Over the years normal female sexuality has walked through fields of thorns and excruciating pains inflicted by culture and ignorance. Elite medical professionals and psychiatrists were the vanguards of bestial cruelty. It was a wide spread medical contempt for very normal female sexuality which was also in public life and literary works.
In the nineteenth century it was believed that female masturbation and nymphomania (“intense sexual desire”) were serious abnormality that could progress to masturbatory melancholia (“extreme depression characterized by tearful sadness and irrational fears”), paralysis, blindness and even death. It was psychiatrists and gynaecologists that led the way formulating ludicrous theories and designing cruel remedies. Charles Brown-Séquard a popular endocrinologist (1817-1894) and Isaac Baker Brown (1811-1873) a gynaecologist advocated a surgical operation called clitoridectomy, cutting off the female’s clitoris, as a cure for the “disorder”. Unfortunately, this operation was respected and widely used in many parts of Europe. Isaac Baker Brown became very popular as a foremost clitoridectomy surgeon.

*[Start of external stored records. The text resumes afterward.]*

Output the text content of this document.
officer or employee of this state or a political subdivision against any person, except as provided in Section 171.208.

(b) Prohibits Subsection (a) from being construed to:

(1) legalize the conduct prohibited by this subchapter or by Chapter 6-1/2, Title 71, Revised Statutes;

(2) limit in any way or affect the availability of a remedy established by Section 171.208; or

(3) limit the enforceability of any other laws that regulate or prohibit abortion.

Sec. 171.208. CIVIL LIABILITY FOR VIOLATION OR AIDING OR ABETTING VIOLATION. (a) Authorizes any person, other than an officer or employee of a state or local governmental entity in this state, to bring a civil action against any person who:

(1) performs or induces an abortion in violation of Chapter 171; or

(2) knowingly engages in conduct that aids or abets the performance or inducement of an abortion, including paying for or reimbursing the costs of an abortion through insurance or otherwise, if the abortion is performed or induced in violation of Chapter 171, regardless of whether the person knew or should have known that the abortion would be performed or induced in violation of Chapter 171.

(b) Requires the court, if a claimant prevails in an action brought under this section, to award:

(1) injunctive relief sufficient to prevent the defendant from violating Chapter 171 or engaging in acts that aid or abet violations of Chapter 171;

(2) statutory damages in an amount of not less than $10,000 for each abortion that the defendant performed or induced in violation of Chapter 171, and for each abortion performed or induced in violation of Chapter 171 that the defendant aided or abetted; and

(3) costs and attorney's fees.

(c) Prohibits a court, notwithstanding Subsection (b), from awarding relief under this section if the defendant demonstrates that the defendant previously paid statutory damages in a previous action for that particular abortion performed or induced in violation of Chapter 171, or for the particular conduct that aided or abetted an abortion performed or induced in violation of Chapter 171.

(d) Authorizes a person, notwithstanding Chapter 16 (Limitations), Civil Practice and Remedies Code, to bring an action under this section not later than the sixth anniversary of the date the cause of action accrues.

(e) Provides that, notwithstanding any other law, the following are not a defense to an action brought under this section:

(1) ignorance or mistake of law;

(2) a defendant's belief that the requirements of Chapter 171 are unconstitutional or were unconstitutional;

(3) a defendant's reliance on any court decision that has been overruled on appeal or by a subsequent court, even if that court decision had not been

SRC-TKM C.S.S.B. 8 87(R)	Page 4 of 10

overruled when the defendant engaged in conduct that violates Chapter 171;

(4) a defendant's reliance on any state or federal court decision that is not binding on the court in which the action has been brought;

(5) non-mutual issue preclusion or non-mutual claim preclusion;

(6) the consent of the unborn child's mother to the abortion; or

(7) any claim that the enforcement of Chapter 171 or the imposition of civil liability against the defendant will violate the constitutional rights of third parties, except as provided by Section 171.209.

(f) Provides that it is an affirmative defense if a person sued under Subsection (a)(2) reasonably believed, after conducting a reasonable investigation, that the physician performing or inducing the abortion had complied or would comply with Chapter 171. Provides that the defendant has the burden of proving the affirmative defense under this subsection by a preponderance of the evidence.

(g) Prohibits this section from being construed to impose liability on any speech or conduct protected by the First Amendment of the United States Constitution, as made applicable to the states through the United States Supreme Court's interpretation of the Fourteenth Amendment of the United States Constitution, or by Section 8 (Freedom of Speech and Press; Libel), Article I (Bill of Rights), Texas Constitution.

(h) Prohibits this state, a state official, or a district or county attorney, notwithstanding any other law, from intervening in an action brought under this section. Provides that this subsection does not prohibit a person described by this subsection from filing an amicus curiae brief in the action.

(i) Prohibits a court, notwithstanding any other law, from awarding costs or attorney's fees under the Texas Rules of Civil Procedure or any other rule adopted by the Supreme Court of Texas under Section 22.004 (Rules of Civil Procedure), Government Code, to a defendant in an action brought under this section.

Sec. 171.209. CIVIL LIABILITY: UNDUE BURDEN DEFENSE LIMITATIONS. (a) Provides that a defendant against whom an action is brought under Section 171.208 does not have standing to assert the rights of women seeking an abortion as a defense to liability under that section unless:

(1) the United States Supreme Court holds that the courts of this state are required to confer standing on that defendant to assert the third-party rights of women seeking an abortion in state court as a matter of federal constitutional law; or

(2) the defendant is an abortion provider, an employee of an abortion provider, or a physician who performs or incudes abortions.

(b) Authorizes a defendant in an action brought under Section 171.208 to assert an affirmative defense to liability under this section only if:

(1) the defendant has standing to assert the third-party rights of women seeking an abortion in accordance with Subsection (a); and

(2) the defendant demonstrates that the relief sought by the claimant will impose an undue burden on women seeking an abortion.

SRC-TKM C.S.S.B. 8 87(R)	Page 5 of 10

Among his indications for the use of clitoridectomy, Isaac Baker Brown also included epilepsy, catalepsy (“a trancelike state with loss of voluntary motion and failure to react to stimuli”), painful menstruation, heavy menstruation, depression, insanity hysteria and dementia (“mental deterioration of organic or functional origin”). Long after his death in 1873 clitoridectomy continued and took a more frightening dimension. In 1882 Zambaco of Paris, a popular physician, used cautery without anaesthesia to burn out the clitoris of two little girls, 10 and 6 years old, caught masturbating. He used red hot iron from the coals repeatedly on clitoris and once on the buttocks as a punishment. Clitoridectomy may have ceased to be popular in modern medical practice but female circumcision or female genital mutilation presently going on in Africa and other parts of the world is Clitoridectomy with substitute names.

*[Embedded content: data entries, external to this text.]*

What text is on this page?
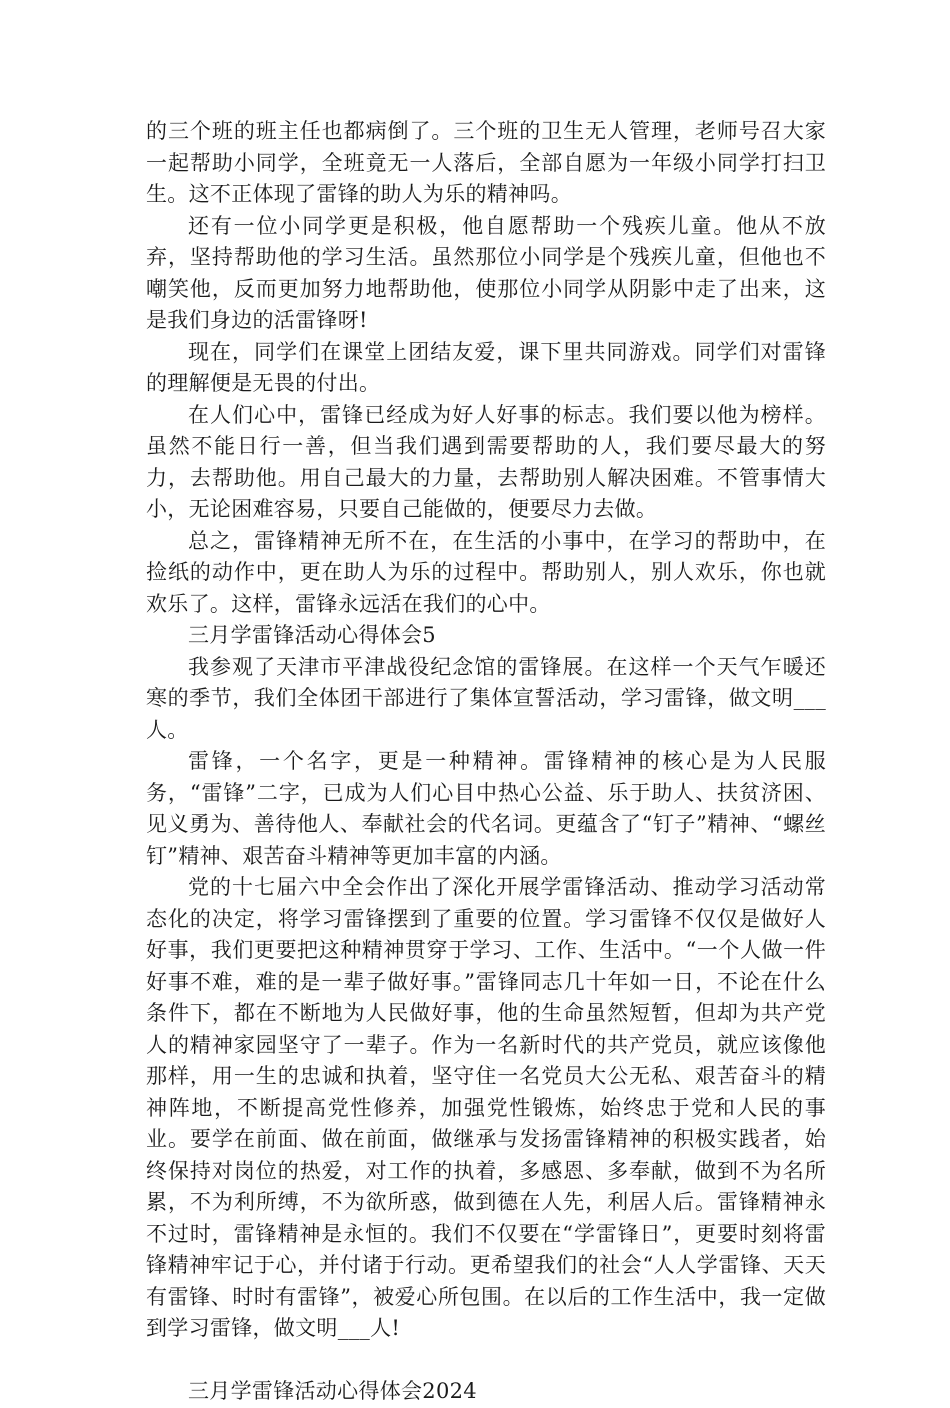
的三个班的班主任也都病倒了。三个班的卫生无人管理，老师号召大家一起帮助小同学，全班竟无一人落后，全部自愿为一年级小同学打扫卫生。这不正体现了雷锋的助人为乐的精神吗。

还有一位小同学更是积极，他自愿帮助一个残疾儿童。他从不放弃，坚持帮助他的学习生活。虽然那位小同学是个残疾儿童，但他也不嘲笑他，反而更加努力地帮助他，使那位小同学从阴影中走了出来，这是我们身边的活雷锋呀!

现在，同学们在课堂上团结友爱，课下里共同游戏。同学们对雷锋的理解便是无畏的付出。

在人们心中，雷锋已经成为好人好事的标志。我们要以他为榜样。虽然不能日行一善，但当我们遇到需要帮助的人，我们要尽最大的努力，去帮助他。用自己最大的力量，去帮助别人解决困难。不管事情大小，无论困难容易，只要自己能做的，便要尽力去做。

总之，雷锋精神无所不在，在生活的小事中，在学习的帮助中，在捡纸的动作中，更在助人为乐的过程中。帮助别人，别人欢乐，你也就欢乐了。这样，雷锋永远活在我们的心中。

三月学雷锋活动心得体会5

我参观了天津市平津战役纪念馆的雷锋展。在这样一个天气乍暖还寒的季节，我们全体团干部进行了集体宣誓活动，学习雷锋，做文明___人。

雷锋，一个名字，更是一种精神。雷锋精神的核心是为人民服务，“雷锋”二字，已成为人们心目中热心公益、乐于助人、扶贫济困、见义勇为、善待他人、奉献社会的代名词。更蕴含了“钉子”精神、“螺丝钉”精神、艰苦奋斗精神等更加丰富的内涵。

党的十七届六中全会作出了深化开展学雷锋活动、推动学习活动常态化的决定，将学习雷锋摆到了重要的位置。学习雷锋不仅仅是做好人好事，我们更要把这种精神贯穿于学习、工作、生活中。“一个人做一件好事不难，难的是一辈子做好事。”雷锋同志几十年如一日，不论在什么条件下，都在不断地为人民做好事，他的生命虽然短暂，但却为共产党人的精神家园坚守了一辈子。作为一名新时代的共产党员，就应该像他那样，用一生的忠诚和执着，坚守住一名党员大公无私、艰苦奋斗的精神阵地，不断提高党性修养，加强党性锻炼，始终忠于党和人民的事业。要学在前面、做在前面，做继承与发扬雷锋精神的积极实践者，始终保持对岗位的热爱，对工作的执着，多感恩、多奉献，做到不为名所累，不为利所缚，不为欲所惑，做到德在人先，利居人后。雷锋精神永不过时，雷锋精神是永恒的。我们不仅要在“学雷锋日”，更要时刻将雷锋精神牢记于心，并付诸于行动。更希望我们的社会“人人学雷锋、天天有雷锋、时时有雷锋”，被爱心所包围。在以后的工作生活中，我一定做到学习雷锋，做文明___人!

三月学雷锋活动心得体会2024
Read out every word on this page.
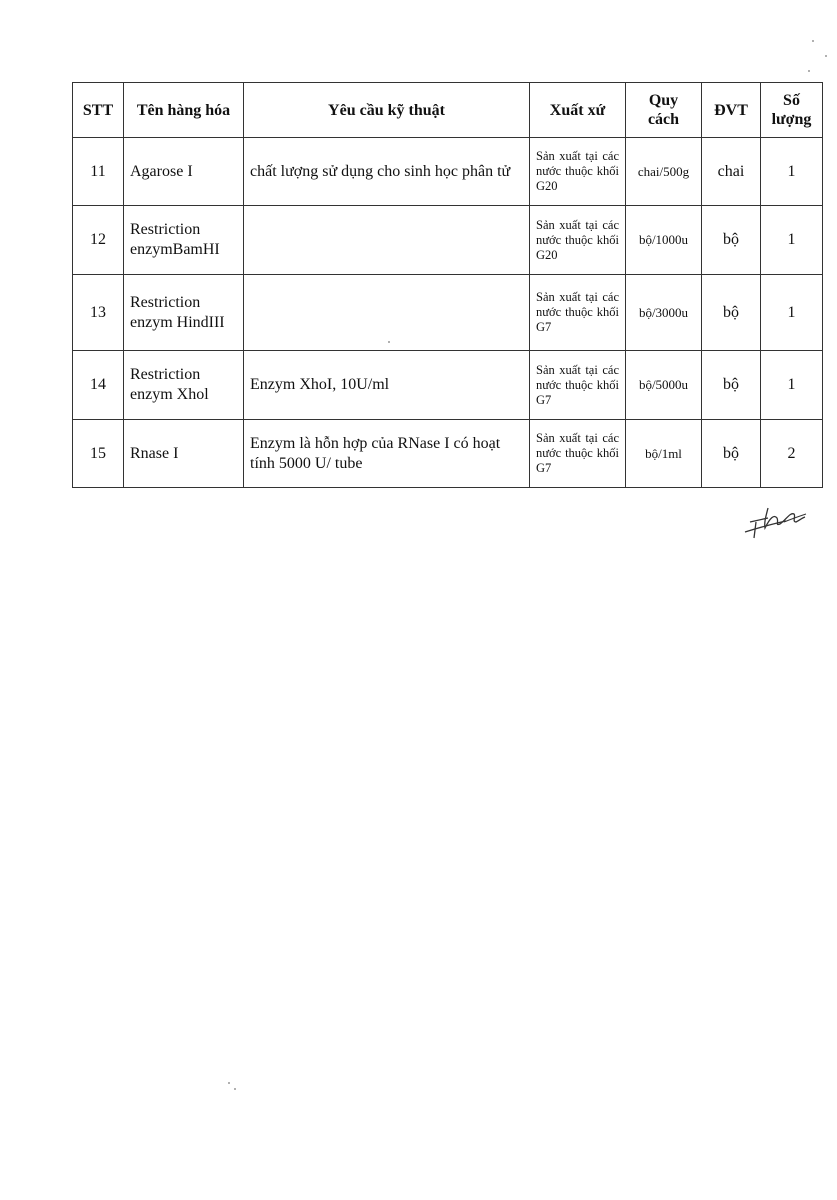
STT	Tên hàng hóa	Yêu cầu kỹ thuật	Xuất xứ	Quy cách	ĐVT	Số lượng
11	Agarose I	chất lượng sử dụng cho sinh học phân tử	Sản xuất tại các nước thuộc khối G20	chai/500g	chai	1
12	Restriction enzymBamHI		Sản xuất tại các nước thuộc khối G20	bộ/1000u	bộ	1
13	Restriction enzym HindIII		Sản xuất tại các nước thuộc khối G7	bộ/3000u	bộ	1
14	Restriction enzym Xhol	Enzym XhoI, 10U/ml	Sản xuất tại các nước thuộc khối G7	bộ/5000u	bộ	1
15	Rnase I	Enzym là hỗn hợp của RNase I có hoạt tính 5000 U/ tube	Sản xuất tại các nước thuộc khối G7	bộ/1ml	bộ	2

It was a wide spread condemnation of normal female sexuality not only in medical profession but out there among the people and other professions, literary works, on theatres and pulpits. In the nineteenth century, hardly a novel or opera would end without the death of the female who played the part of sex misdemeanour. “In Medieval times people feared three things: the devil; Jews; and women. Female sexuality was a particular source of anxiety for men, an anxiety that continued until the beginning of the twentieth century” says John Studd.

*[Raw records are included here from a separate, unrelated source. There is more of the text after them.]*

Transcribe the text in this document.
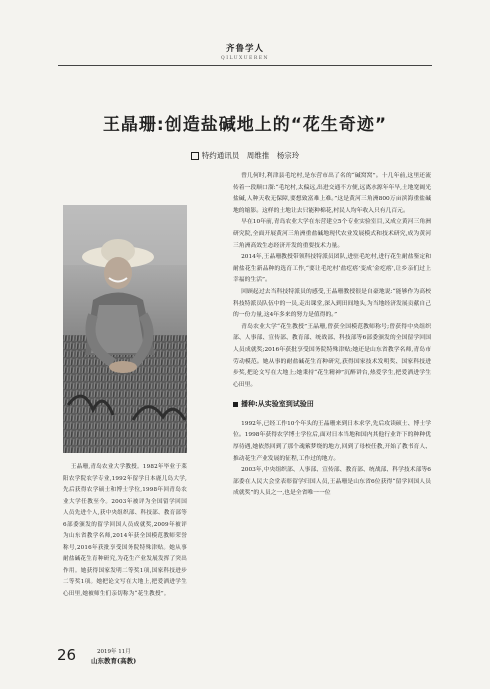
齐鲁学人
QILUXUEREN
王晶珊:创造盐碱地上的“花生奇迹”
特约通讯员　 周维推　杨宗玲

王晶珊,青岛农业大学教授。1982年毕业于莱阳农学院农学专业,1992年留学日本鹿儿岛大学,先后获得农学硕士和博士学位,1998年回青岛农业大学任教至今。2003年被评为全国留学回国人员先进个人,获中央组织部、科技部、教育部等6部委颁发的留学回国人员成就奖,2009年被评为山东省教学名师,2014年获全国模范教师荣誉称号,2016年获批享受国务院特殊津贴。她从事耐盐碱花生育种研究,为花生产业发展发挥了突出作用。她获得国家发明二等奖1项,国家科技进步二等奖1项。她把论文写在大地上,把爱洒进学生心田里,她被师生们亲切称为“花生教授”。

曾几何时,利津县毛坨村,是东营市出了名的“碱窝窝”。十几年前,这里还流传着一段顺口溜:“毛坨村,太偏远,出进交通不方便,远离水源年年旱,土地宽阔光盐碱,人种天收无保障,要想致富难上难。”这是黄河三角洲800万亩滨海重盐碱地的缩影。这样的土地让去只能种棉花,村民人均年收入只有几百元。

早在10年前,青岛农业大学在东营建立5个专业实验室目,又成立黄河三角洲研究院,全面开展黄河三角洲重盐碱地现代农业发展模式和技术研究,成为黄河三角洲高效生态经济开发的重要技术力量。

2014年,王晶珊教授带领科技特派员团队,进驻毛坨村,进行花生耐盐鉴定和耐盐花生新品种的选育工作,“要让毛坨村‘盐疙瘩’变成‘金疙瘩’,让乡亲们过上幸福的生活”。

回顾起过去当科技特派员的感受,王晶珊教授很是自豪地说:“能够作为高校科技特派员队伍中的一员,走出课堂,深入到田间地头,为当地经济发展贡献自己的一份力量,这4年多来的努力是值得的。”

青岛农业大学“花生教授”王晶珊,曾获全国模范教师称号;曾获得中央组织部、人事部、宣传部、教育部、统战部、科技部等6部委颁发的全国留学回国人员成就奖;2016年获批享受国务院特殊津贴;她还是山东省教学名师,青岛市劳动模范。她从事的耐盐碱花生育种研究,获得国家技术发明奖、国家科技进步奖,把论文写在大地上;她秉持“花生精神”沉醉讲台,热爱学生,把爱洒进学生心田里。

播种:从实验室到试验田

1992年,已经工作10个年头的王晶珊来到日本求学,先后攻读硕士、博士学位。1998年获得农学博士学位后,面对日本当地和国内其他行业许下的种种优厚待遇,她依然回到了那个魂萦梦绕的地方,回到了母校任教,开始了教书育人、推动花生产业发展的征程,工作过的地方。

2003年,中央组织部、人事部、宣传部、教育部、统战部、科学技术部等6部委在人民大会堂表彰留学归国人员,王晶珊是山东省6位获得“留学回国人员成就奖”的人员之一,也是全省唯一一位

26	2019年 11月
山东教育(高教)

Shortly after the beginning of the twentieth century female sexuality began to foresee better times. People were more enlightened and began to view things in better perspective, including female sexuality. The trauma of the immediate and remote past had resulted in drastic down turn in female sexual desire or libido and inadequate sexual response. This was identified as real disorder, unlike the pseudo disorder of Isaac Brown and Charles Brown-Séquard of the nineteenth century. Loss of libido and inadequate sexual response were identified as Female Sexual Disorder (FSD) or Hypoactive Sexual Desire Disorder (HSDD), disorders that need be treated either by competent sex councillors or with hormones in the form of estrogens and testosterone. Today there are various brands of sex pills and creams to boost or repair the loss of libido and low sexual response in women.
Not only this. Not long ago sex topics were taboo, not to be discussed in private or in public. Women had to silently stand by their men that were suffering erectile dysfunction that could not be discussed anywhere until the blue pills arrived. Today sex topics are discussed on radio and television or in public gatherings. Women are now free to express sexually how they feel. And in case of any problem, there is safe and civilised help anywhere any time.